After he retired, he began writing his memoirs starting with his early memories of Portsmouth, where he was born in 1912 and then describing his Antarctic years and later, the War years. Leonard died in 2000 at the age of 88.

Since her own retirement, Leona, has started going through the copious amounts of Leonard’s writings and memorabilia. Discovering he had been on the Russian Arctic Convoys, she began her own research and in due course became part of the team who took 40 Arctic Convoy veterans and their families to Loch Ewe in 2013 where they received their Arctic Star medals. She has also embroidered a panel for the Scottish Diaspora Tapestry commemorating the links with the convoys and NW Scotland.

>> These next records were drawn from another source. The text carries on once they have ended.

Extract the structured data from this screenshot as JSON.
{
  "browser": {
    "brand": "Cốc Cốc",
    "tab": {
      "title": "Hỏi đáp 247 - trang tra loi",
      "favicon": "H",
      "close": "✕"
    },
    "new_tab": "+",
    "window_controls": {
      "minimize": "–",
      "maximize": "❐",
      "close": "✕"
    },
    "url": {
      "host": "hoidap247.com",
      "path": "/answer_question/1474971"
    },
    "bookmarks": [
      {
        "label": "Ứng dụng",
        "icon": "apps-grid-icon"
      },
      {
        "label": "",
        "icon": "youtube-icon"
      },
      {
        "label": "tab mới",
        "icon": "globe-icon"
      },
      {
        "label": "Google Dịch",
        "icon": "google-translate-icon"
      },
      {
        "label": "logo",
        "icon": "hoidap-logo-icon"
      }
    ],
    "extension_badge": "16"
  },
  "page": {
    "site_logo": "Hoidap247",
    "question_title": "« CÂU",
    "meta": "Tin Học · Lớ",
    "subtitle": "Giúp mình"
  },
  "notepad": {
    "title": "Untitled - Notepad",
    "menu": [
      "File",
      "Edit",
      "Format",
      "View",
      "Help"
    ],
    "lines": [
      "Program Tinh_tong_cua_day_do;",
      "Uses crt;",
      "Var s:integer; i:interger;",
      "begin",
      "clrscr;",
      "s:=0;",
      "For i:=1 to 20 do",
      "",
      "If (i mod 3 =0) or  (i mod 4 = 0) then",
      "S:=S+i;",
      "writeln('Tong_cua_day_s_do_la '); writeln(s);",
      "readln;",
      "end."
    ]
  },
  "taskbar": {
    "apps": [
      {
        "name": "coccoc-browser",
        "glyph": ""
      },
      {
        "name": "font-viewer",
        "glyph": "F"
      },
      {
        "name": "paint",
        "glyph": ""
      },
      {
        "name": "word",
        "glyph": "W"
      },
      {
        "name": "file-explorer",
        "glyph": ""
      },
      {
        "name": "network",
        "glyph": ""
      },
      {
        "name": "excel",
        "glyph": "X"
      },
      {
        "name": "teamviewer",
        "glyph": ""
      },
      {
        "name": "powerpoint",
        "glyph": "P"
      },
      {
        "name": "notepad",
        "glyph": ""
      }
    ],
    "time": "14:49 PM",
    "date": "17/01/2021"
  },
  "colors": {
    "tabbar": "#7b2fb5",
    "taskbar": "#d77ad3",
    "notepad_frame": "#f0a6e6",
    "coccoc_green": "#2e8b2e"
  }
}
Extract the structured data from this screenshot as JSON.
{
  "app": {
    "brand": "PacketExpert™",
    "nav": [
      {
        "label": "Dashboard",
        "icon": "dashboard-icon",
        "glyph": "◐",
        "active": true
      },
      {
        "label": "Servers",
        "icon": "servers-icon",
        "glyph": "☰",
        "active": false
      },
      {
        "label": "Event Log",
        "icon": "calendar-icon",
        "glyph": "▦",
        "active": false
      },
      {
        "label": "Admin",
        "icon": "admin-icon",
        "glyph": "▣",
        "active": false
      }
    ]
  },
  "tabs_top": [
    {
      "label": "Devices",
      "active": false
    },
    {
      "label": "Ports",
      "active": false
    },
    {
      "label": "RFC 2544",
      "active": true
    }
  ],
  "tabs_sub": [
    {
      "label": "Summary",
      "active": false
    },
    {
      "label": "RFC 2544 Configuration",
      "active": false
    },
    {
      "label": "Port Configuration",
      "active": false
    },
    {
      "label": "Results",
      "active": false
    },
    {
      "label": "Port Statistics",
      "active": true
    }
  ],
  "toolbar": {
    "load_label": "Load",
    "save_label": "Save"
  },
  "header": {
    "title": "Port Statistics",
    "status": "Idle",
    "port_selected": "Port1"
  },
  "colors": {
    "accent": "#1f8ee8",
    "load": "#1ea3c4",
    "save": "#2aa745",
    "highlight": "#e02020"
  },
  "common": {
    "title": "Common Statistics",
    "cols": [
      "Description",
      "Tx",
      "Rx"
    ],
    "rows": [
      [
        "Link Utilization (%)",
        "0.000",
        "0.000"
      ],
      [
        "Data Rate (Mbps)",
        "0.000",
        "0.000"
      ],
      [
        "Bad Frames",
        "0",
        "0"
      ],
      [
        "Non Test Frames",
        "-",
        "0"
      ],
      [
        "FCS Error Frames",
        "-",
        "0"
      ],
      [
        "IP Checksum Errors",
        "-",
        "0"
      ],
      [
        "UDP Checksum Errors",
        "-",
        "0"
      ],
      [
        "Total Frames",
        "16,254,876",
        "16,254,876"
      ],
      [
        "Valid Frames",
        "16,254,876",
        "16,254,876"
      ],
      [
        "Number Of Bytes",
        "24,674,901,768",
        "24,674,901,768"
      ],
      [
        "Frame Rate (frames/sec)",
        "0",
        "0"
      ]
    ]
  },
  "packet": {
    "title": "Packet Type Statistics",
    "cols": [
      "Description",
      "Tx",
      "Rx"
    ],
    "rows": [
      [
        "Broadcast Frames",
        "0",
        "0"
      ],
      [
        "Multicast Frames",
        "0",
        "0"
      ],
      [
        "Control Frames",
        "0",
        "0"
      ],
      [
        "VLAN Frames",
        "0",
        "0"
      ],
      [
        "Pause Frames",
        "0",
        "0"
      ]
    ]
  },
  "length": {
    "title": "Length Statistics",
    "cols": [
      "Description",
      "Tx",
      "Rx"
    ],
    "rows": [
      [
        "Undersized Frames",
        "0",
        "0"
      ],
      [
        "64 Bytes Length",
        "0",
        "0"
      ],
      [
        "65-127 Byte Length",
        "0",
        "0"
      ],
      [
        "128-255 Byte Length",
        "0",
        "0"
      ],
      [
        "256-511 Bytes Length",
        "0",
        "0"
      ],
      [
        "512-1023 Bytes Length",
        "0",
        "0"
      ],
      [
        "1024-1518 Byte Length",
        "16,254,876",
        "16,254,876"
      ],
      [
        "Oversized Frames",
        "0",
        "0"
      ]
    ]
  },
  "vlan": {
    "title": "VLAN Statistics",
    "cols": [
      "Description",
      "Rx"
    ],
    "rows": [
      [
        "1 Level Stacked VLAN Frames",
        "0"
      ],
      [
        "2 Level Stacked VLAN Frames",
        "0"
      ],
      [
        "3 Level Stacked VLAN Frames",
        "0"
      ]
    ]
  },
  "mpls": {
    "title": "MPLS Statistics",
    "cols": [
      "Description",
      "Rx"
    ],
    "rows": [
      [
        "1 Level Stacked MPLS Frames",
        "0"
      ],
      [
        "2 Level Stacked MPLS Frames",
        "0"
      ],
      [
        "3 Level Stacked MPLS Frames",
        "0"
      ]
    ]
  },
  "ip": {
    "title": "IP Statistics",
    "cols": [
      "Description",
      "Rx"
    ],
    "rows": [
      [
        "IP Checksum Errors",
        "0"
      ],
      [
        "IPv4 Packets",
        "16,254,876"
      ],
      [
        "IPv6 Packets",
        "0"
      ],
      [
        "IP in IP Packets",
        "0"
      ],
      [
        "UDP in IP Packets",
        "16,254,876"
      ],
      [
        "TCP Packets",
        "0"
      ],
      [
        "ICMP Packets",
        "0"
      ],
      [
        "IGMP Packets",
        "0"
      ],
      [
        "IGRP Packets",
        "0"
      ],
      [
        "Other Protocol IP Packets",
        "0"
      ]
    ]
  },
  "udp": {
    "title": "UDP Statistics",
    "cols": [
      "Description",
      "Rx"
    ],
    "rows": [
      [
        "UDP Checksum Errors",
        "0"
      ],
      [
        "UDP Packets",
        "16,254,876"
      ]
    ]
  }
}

Inspired by meeting the veterans, Leona began to transcribe and edit the writings of her father and these are due to be published in a book entitled ‘Through Ice and Fire’. It tells of how the men, having survived the treacherous journey under fire and in intense cold, then suffered from appalling food shortages under the stark conditions they met in on the freezing, unforgiving and unknown shores of Archangel. Once berthed there they faced the approaching winter and being trapped in the port where they endured the frosty Russian attitudes towards the British Navy. It illustrates the fortitude and bravery of the men who sailed on the convoys to Russia – as Churchill called it – ‘the worst journey in the world.’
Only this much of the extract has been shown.